Becoming ill with COVID-19 is not a rare phenomenon. According to World Health Organization (WHO) data, the pandemic is responsible for more than 750 million confirmed cases and almost seven million deaths. Yet, there is more than infection and death in the wake of the virus. Almost 200 million people across the world report suffering from “Long COVID,” an amorphous condition in which symptoms from COVID-19 infection last long past the initial sickness. Long COVID encompasses a wide range of ailments and can last anywhere from days to years.
The slideshow below chronicles the discovery of Long COVID and what we have discovered about this illness since.
What We Know About Long COVID: A Timeline
“Long COVID” is Coined
On May 20, 2020, Elisa Perego, an archaeologist at the University College London first coined the term “Long COVID” through a hashtag on Twitter, referring to her own experience with long-term symptoms of COVID-19 and novel research from Italy showing other instances of long-lasting effects of COVID-19. The term was quickly adopted by others suffering from long-lasting effects of COVID-19 and became a mainstream expression for enduring symptoms of the disease.
A researcher works inside a laboratory during the development of the Italian ReiThera COVID-19 vaccine, in Rome, Italy.
A “Post-COVID-19 Condition”
In October 2021, following examination of available research and a novel study into the specific domains and variables for diagnostic inclusion, the World Health Organization (WHO) created “post COVID-19 condition” as the globally standardized clinical case definition for Long COVID. The diagnosis includes twelve domains of the illness that distinguish it from standard acute COVID-19 infection and is now included in the ICD-11 (International Classification of Disease).
Lauren Nichols, who has long COVID, takes a break from work to read her blood oxygen levels and heart rate from a machine on her finger in her home in Andover, Massachusetts, on August 3, 2022.
Long COVID in Children
In January 2022, data from a cohort study conducted in Denmark was published, showing that less than 1 percent of children testing positive for COVID-19 reported symptoms lasting longer than four weeks. The most reported symptoms were fatigue and loss of smell in pre-school children, and loss of smell and taste in school children.
Noa, a ten-year-old Israeli girl suffering from Long COVID, chats with her mother in a post-COVID-19 clinic, in Schneider Children’s Medical Center, in Petah Tikva, Israel, on December 6, 2021.
Vaccines and Long COVID Risk
According to a study published in December 2022, it was shown that receiving at least one dose of the Pfizer/BioNTech, Moderna, AstraZeneca, or Janssen vaccine reduced the chance of developing Long COVID by 35.3 percent for those who acquired COVID-19 after vaccination.
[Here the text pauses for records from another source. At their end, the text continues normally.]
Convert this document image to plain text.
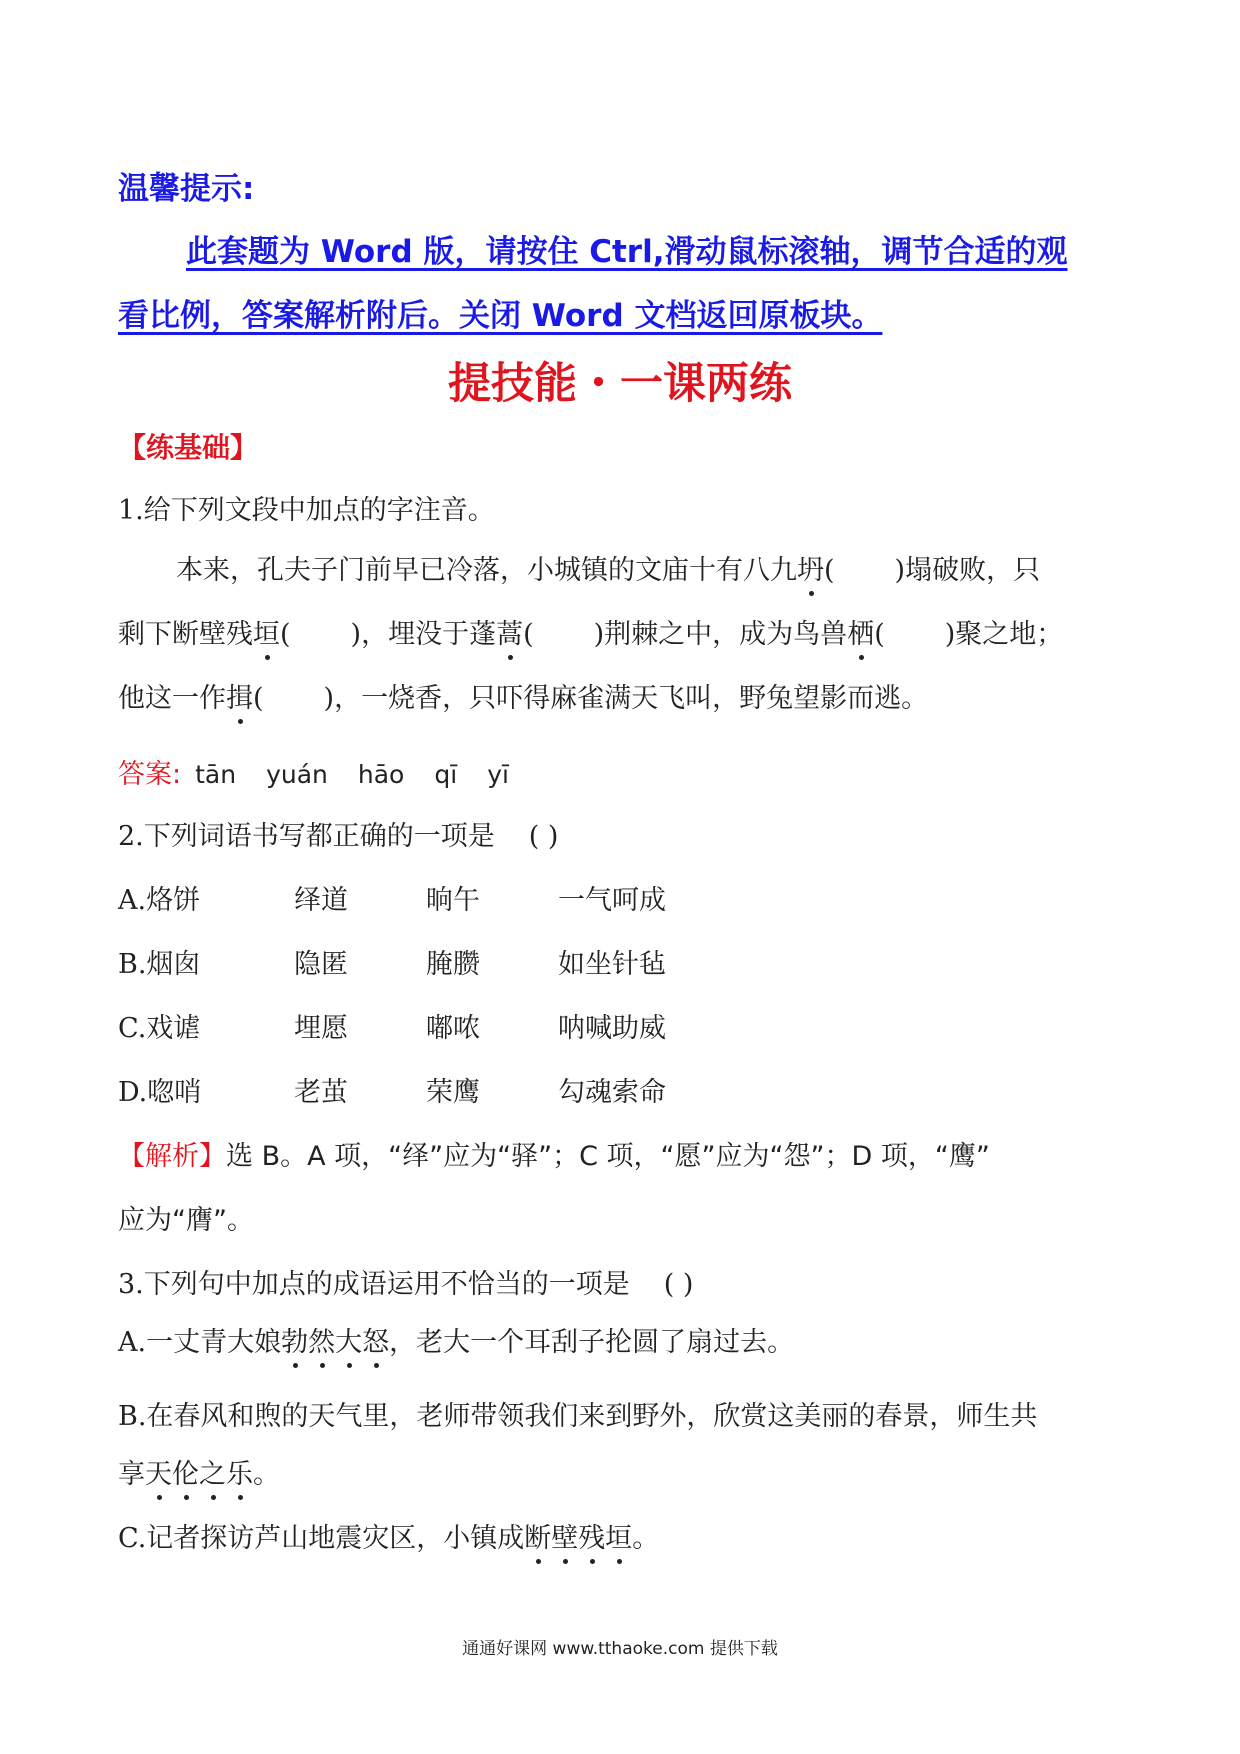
温馨提示:
此套题为 Word 版，请按住 Ctrl,滑动鼠标滚轴，调节合适的观
看比例，答案解析附后。关闭 Word 文档返回原板块。
提技能・一课两练
【练基础】
1.给下列文段中加点的字注音。
本来，孔夫子门前早已冷落，小城镇的文庙十有八九坍( )塌破败，只
剩下断壁残垣( )，埋没于蓬蒿( )荆棘之中，成为鸟兽栖( )聚之地；
他这一作揖( )，一烧香，只吓得麻雀满天飞叫，野兔望影而逃。
答案: tān yuán hāo qī yī
2.下列词语书写都正确的一项是 ( )
A.烙饼	绎道	晌午	一气呵成
B.烟囱	隐匿	腌臜	如坐针毡
C.戏谑	埋愿	嘟哝	呐喊助威
D.唿哨	老茧	荣鹰	勾魂索命
【解析】选 B。A 项，“绎”应为“驿”；C 项，“愿”应为“怨”；D 项，“鹰”
应为“膺”。
3.下列句中加点的成语运用不恰当的一项是 ( )
A.一丈青大娘勃然大怒，老大一个耳刮子抡圆了扇过去。
B.在春风和煦的天气里，老师带领我们来到野外，欣赏这美丽的春景，师生共
享天伦之乐。
C.记者探访芦山地震灾区，小镇成断壁残垣。
通通好课网 www.tthaoke.com 提供下载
Among those who had already had COVID-19, post-acquisition vaccination reduced the chance of developing Long COVID by 27.4 percent.
A woman receives a booster dose of Pfizer-BioNTech vaccine, ahead of brace of an influx of Chinese tourists as COVID restrictions are dismantled, in Bangkok, Thailand, on January 5, 2023.
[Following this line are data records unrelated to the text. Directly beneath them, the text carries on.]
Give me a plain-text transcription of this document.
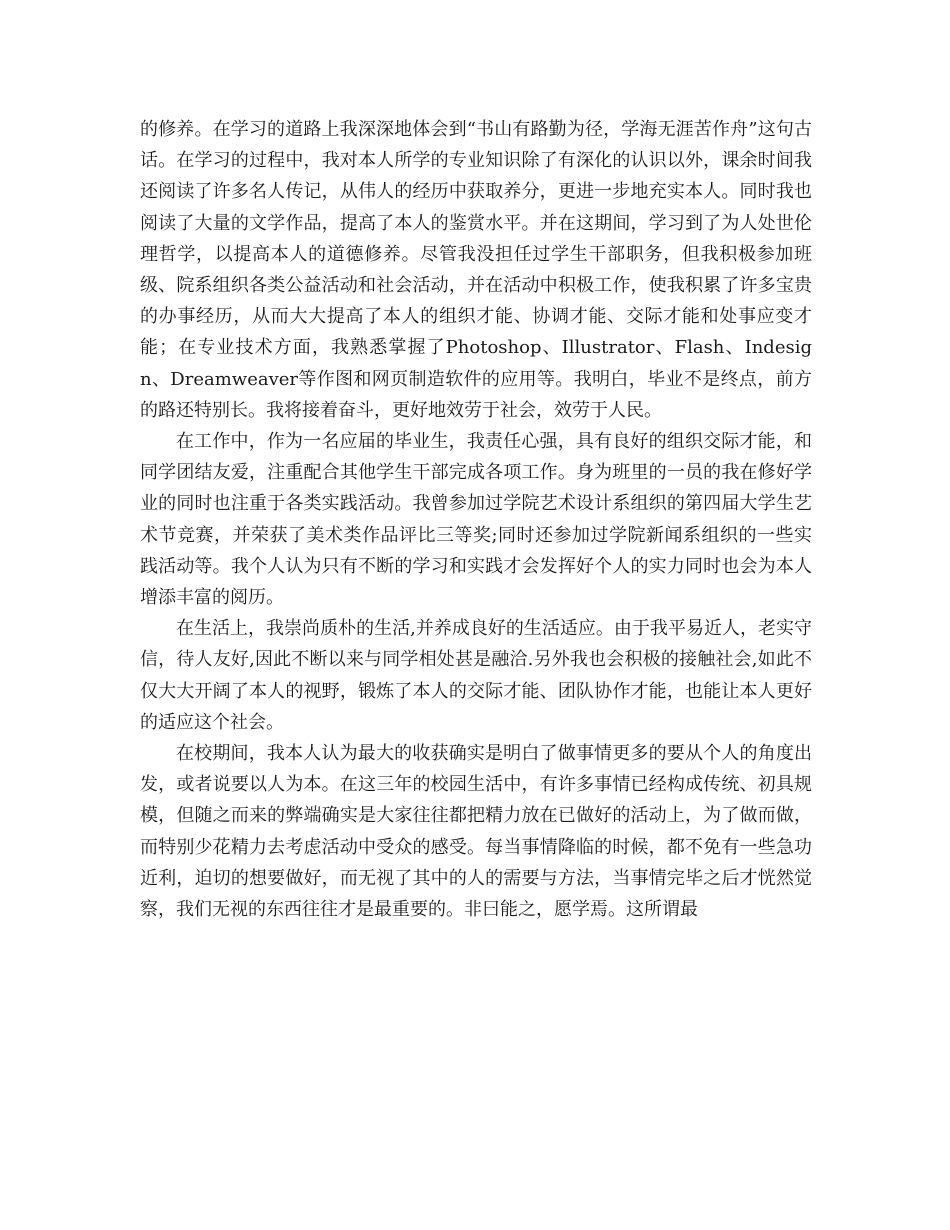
的修养。在学习的道路上我深深地体会到“书山有路勤为径，学海无涯苦作舟”这句古话。在学习的过程中，我对本人所学的专业知识除了有深化的认识以外，课余时间我还阅读了许多名人传记，从伟人的经历中获取养分，更进一步地充实本人。同时我也阅读了大量的文学作品，提高了本人的鉴赏水平。并在这期间，学习到了为人处世伦理哲学，以提高本人的道德修养。尽管我没担任过学生干部职务，但我积极参加班级、院系组织各类公益活动和社会活动，并在活动中积极工作，使我积累了许多宝贵的办事经历，从而大大提高了本人的组织才能、协调才能、交际才能和处事应变才能；在专业技术方面，我熟悉掌握了Photoshop、Illustrator、Flash、Indesign、Dreamweaver等作图和网页制造软件的应用等。我明白，毕业不是终点，前方的路还特别长。我将接着奋斗，更好地效劳于社会，效劳于人民。

在工作中，作为一名应届的毕业生，我责任心强，具有良好的组织交际才能，和同学团结友爱，注重配合其他学生干部完成各项工作。身为班里的一员的我在修好学业的同时也注重于各类实践活动。我曾参加过学院艺术设计系组织的第四届大学生艺术节竞赛，并荣获了美术类作品评比三等奖;同时还参加过学院新闻系组织的一些实践活动等。我个人认为只有不断的学习和实践才会发挥好个人的实力同时也会为本人增添丰富的阅历。

在生活上，我崇尚质朴的生活,并养成良好的生活适应。由于我平易近人，老实守信，待人友好,因此不断以来与同学相处甚是融洽.另外我也会积极的接触社会,如此不仅大大开阔了本人的视野，锻炼了本人的交际才能、团队协作才能，也能让本人更好的适应这个社会。

在校期间，我本人认为最大的收获确实是明白了做事情更多的要从个人的角度出发，或者说要以人为本。在这三年的校园生活中，有许多事情已经构成传统、初具规模，但随之而来的弊端确实是大家往往都把精力放在已做好的活动上，为了做而做，而特别少花精力去考虑活动中受众的感受。每当事情降临的时候，都不免有一些急功近利，迫切的想要做好，而无视了其中的人的需要与方法，当事情完毕之后才恍然觉察，我们无视的东西往往才是最重要的。非曰能之，愿学焉。这所谓最
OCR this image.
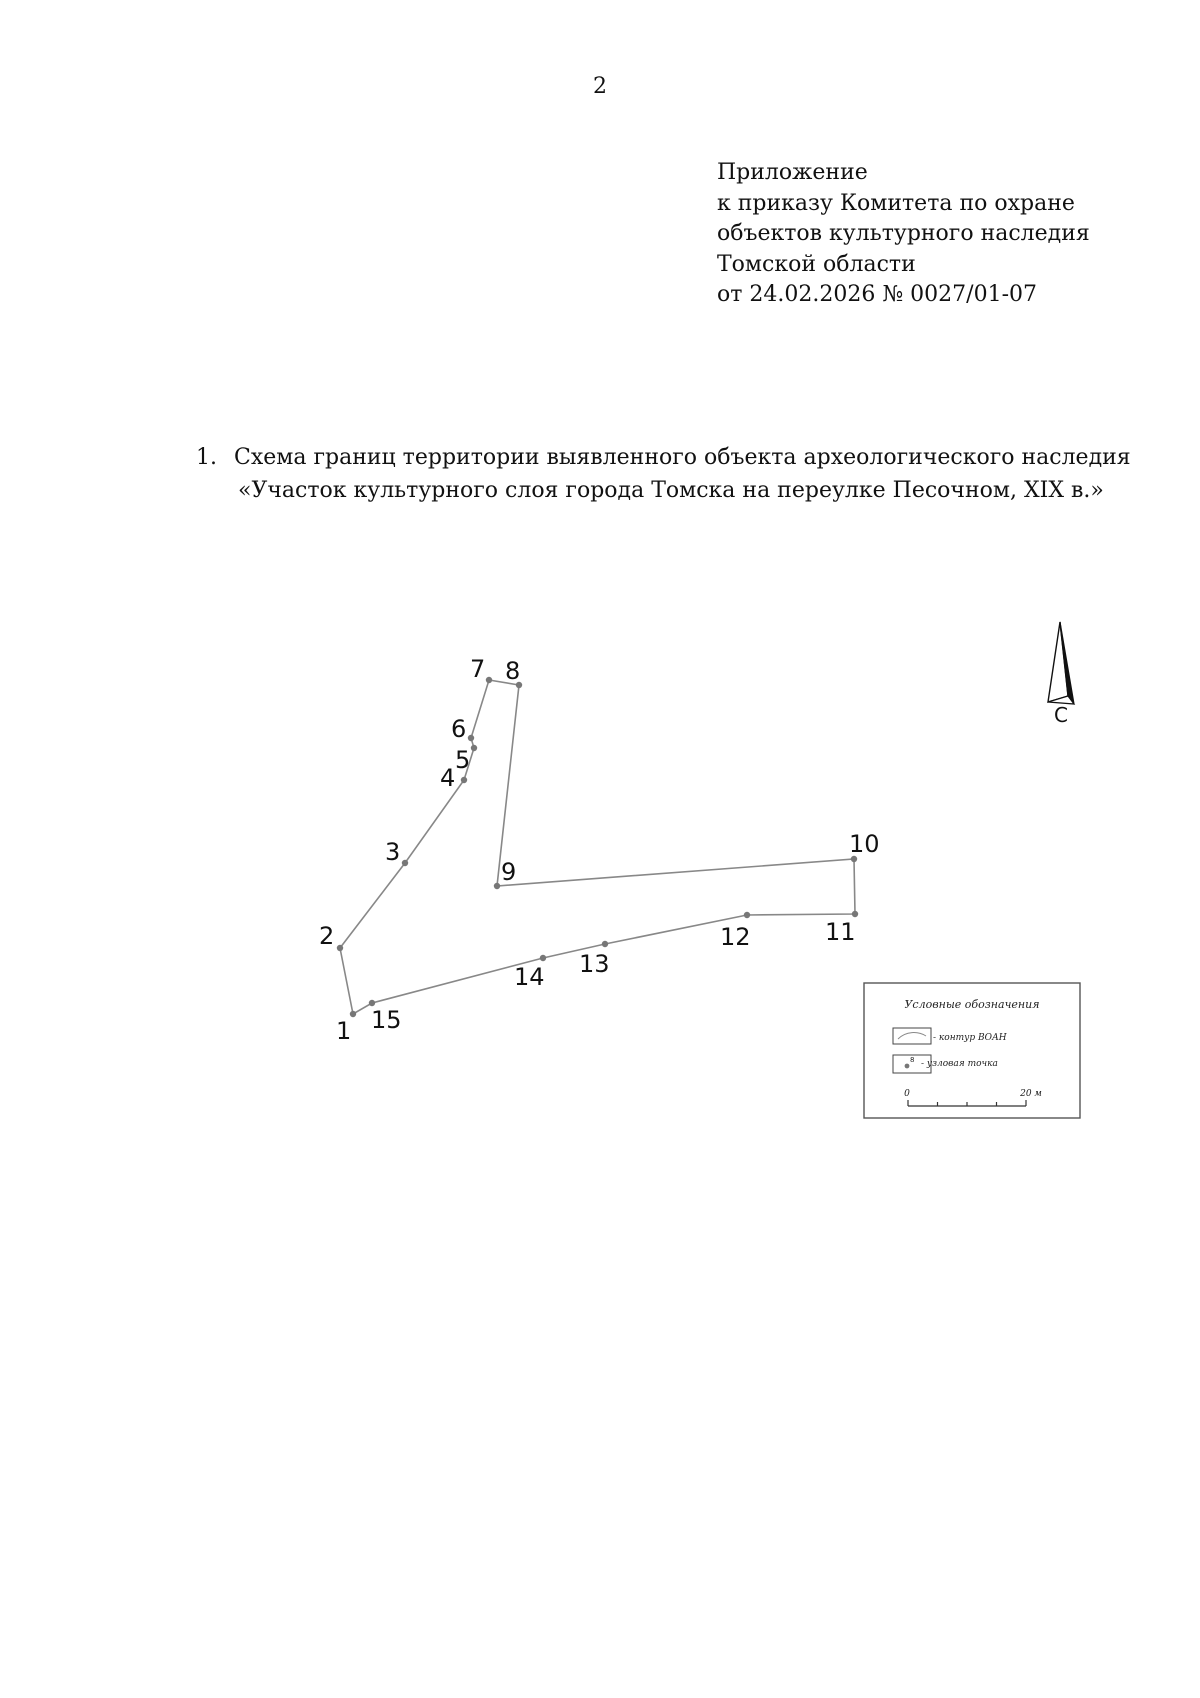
2
Приложение
к приказу Комитета по охране
объектов культурного наследия
Томской области
от 24.02.2026 № 0027/01-07
1. Схема границ территории выявленного объекта археологического наследия
«Участок культурного слоя города Томска на переулке Песочном, XIX в.»
1
2
3
4
5
6
7 8
9
10
11
12
13
14
15
С
Условные обозначения
- контур ВОАН
8 - узловая точка
0	20 м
Predictive Factors of Long COVID
In March 2023, a systematic review was published demonstrating that a number of demographic characteristics, including older age, female sex, smoking status, and high BMI, were significant predictors of Long COVID/Post-COVID-19 condition. The review also found that comorbidities, including ischemic heart disease, immunosuppression, COPD, and hospitalization during acute phase of disease, were significant predictors of Long COVID.
Rachel Gershom and other senior citizens dance at a vaccination party before they receive a fourth dose of the COVID-19 vaccine after Israel approved a second booster shot for the immunocompromised, people over sixty years, and medical staff, in a retirement home, in Netanya, Israel, on January 5, 2022.
No Effective Treatments
To date, there are no validated treatments for Long COVID. Much is still unknown about the causes of Long COVID, and the vastly different presentation of symptoms across patients make it difficult to study. There are, however, many leads on potential treatments—such as using anticoagulants, immune regulators, and antivirals such as Paxlovid, a commonly used drug for treating COVID-19 in people at risk for severe disease. As research develops, so will the prospects for those living with Long COVID and their loved ones.
Julie Fallon, who describes her long COVID symptoms as “extreme cognitive challenges,” has her medications gathered on her kitchen counter at her home in Colrain, Massachusetts, on June 15, 2022.